Présentation de l'éditeur :
« Maçyl Massen et moi fîmes, durant six ans et plus, un long voyage dans les profondeurs de l’être. Nous avançâmes péniblement, mais portés par un souffle : nous partagions en silence une conviction, une illusion, l’idée que tout était possible. Nous traquions l’amnésie, la folie. Nous rencontrions la souffrance. La marche était risquée, équilibre fragile sur le fil du rasoir : la mort d’un côté, la renaissance de l’autre.
Nul cas d’école ici, nul protocole thérapeutique, juste la rencontre de deux hommes pour une guérison. » A. C.
Cette odyssée thérapeutique relate le cheminement de deux êtres au caractère entier, un médecin et son patient. Dans la fureur de guérir, ils explorent les frontières entre le physique, l’émotion et la pensée, entre l’ostéopathie, médecine du corps, et une approche par le verbe.
Guérir est possible. Guérir est un engagement total.
Le docteur Alain Cassourra est médecin, ostéopathe, chargé de cours à la faculté de médecine Paris-XIII. Il est l’auteur de L’Énergie, l’émotion, la pensée au bout des doigts. 

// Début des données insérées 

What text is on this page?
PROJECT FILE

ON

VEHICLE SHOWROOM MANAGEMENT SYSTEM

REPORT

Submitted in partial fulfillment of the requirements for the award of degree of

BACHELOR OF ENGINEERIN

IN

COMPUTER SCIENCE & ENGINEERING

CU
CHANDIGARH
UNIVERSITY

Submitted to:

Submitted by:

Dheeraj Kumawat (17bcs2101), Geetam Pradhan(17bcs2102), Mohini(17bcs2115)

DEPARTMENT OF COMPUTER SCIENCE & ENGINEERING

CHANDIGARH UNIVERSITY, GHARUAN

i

Mon sentiment au sujet de ce roman :
Je connaissais Alain Cassoura, que j'avais "rencontré" dans son premier livre : "L'énergie, l'émotion, la pensée, au bout des doigts", texte que j'avais adoré et où il est question d'ostéopathie. Puis je l'ai entendu sur France inter, dans l'émission de Marie-Pierre Planchon : un premier volet où il était plutôt question de l'ostéopathie en général, donc de ce premier roman, et un second volet où il présentait son nouvel ouvrage : "La fureur de guérir" (voir les liens ci-dessous). Alain Cassoura est un homme communicant, jovial, sympathique, d'autant plus que son accent chante en même temps qu'il parle... Je me suis donc laissée tenter par cette seconde lecture.
Et bien : elle n'a absolument rien à voir avec la première ! Je l'ai trouvé extrêmement sombre, même si le héros de cette histoire avance vers la guérison. J'ai eu le sentiment de me retrouver face à deux solitudes furieusement décidées à mener jusqu'au bout un terrible combat. 
J'ai surtout eu le sentiment que m'étaient dévoilées des choses qui ne me regardent pas. Qu'un secret avait été trahi. 
Probablement ne suis-je pas le meilleur public ? Alors qui ? Sans doute ce texte sera idéal comme support pédagogique pour les personnes destinées à la médecine, à l'ostéopathie, voire même à la psychologie, mais en faire un film, comme le suggère Alain Cassoura dans son interview, je ne crois pas...
Autant écouter Alain Cassoura raconter cette rencontre insolite m'a séduite, autant lire l'histoire de Macyl Massen m'a dérangée. Ceci dit, un livre qui secoue à ce point son lecteur ne peut qu'être réussi... Ce qu'il y a de sûr, c'est que je ne suis pas prête de l'oublier, celui-ci...
Enfin, petite parenthèse : le dessin, sur la une de la couv' est absolument parfait : il représente fidèlement, à mon avis, l'écorché vif qu'est Massyl.

 

Morceaux choisis :
"Il y a la conscience endormie du rêve et le rêve que je raconte. En le racontant je change la mémoire que j'en ai, et je ne me souviens que de la description faite."
"C'est à moi d'aimer la vie. Je n'ai qu'à regarder la terre, la lune, le soleil et la voûte céleste, je n'ai qu'à aimer les arbres, parler aux anges et pardonner jusqu'à celle qui m'a conçu, m'a nourri dans son ventre où déjà rodait la mort. Un seul peut me comprendre au delà des mots : le docteur."
"Je dois savoir à qui je donne et pourquoi".
"Le passé ne nous lâche pas, il est gravé dans nos cellules. Rien ne sert de fuir ou tourner en rond, il nous rattrape toujours. Nous n'avons qu'une solution, le regarder en face, le soupeser, le comprendre, finir par l'accepter et au-delà par l'aimer jusqu'au fond de la chair, dans notre corps."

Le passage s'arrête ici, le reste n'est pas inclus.